ブラジルではフレッシュチーズは八百屋でしか売られていない生鮮食品。そのフレッシュ感を味わえるとあってブラジル人に好評ですが、ブラジルの味を再現することより原料の質に合わせてレシピを変えることを優先してきた、と言うビルさん。「牛乳をそのまま固めたようなチーズ」と木口さんが例える通り、工程を取材して感じたのは素材の味をごまかせない製法であること。富山を第二の故郷として愛する心から生まれたチーズは、「富山の名産品」としても認められているほどです。

チームで作る、チーズ

製造者はビルさん一人ですが、「とやまチーズは一人の力だけでは決して生まれなかった」と木口さんは断言します。酪農家はもちろん、起業に関わってくれた人々、試食をして意見を聞かせてくれた家族、友人…いろいろな富山県民の協力があってこそ出来上がったブランド。ひとりひとりに感謝するとともに、地元に誇りを持って、とやまチーズでまず地元の産業から盛り上げ、日本中をフレッシュに、元気にしたい。そんな壮大な夢も膨らませながら、身も心も“富山県民”と自覚するビルさんは今日もリズミカルにチーズ作りに専念しています。

以前はなかった工程だが、塩分を減らすために新たにプラスした「手絞り」作業。
以前はなかった工程だが、塩分を減らすために新たにプラスした「手絞り」作業。

700リットルの牛乳のうち、チーズになるのはたった15%。1本の型からは440gのフレッシュチーズが9個とれる。
700リットルの牛乳のうち、チーズになるのはたった15%。
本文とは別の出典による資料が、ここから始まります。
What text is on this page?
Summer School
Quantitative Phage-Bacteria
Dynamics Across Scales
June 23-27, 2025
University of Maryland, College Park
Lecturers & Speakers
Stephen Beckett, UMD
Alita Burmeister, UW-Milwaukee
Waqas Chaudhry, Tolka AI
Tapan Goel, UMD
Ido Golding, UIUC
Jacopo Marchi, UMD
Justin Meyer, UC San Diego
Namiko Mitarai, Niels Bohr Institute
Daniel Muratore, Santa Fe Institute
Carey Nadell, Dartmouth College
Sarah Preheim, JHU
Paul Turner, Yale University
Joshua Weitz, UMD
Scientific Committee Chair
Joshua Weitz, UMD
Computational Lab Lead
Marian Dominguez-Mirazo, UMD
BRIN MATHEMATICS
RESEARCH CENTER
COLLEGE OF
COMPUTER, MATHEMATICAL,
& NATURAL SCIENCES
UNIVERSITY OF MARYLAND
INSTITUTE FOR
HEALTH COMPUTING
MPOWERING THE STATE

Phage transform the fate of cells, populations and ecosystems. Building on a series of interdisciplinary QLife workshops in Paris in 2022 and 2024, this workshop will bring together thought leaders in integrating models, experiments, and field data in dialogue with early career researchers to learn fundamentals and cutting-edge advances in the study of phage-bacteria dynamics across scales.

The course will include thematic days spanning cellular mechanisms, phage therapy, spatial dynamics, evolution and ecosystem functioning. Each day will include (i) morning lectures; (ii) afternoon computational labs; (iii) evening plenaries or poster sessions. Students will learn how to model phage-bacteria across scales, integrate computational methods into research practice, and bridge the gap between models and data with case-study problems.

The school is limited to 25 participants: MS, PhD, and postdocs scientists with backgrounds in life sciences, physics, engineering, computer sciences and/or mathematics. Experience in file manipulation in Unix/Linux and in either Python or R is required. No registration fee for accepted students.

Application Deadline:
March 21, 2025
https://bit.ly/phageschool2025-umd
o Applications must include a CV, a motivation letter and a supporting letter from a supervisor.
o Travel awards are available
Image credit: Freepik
1本の型からは440gのフレッシュチーズが9個とれる。

県内のイベントや物産展などに出動する「モーモー1号」。“焼きチーズ”が一番人気。
県内のイベントや物産展などに出動する「モーモー1号」。“焼きチーズ”が一番人気。


※掲載の内容は、2012年5月現在のものです。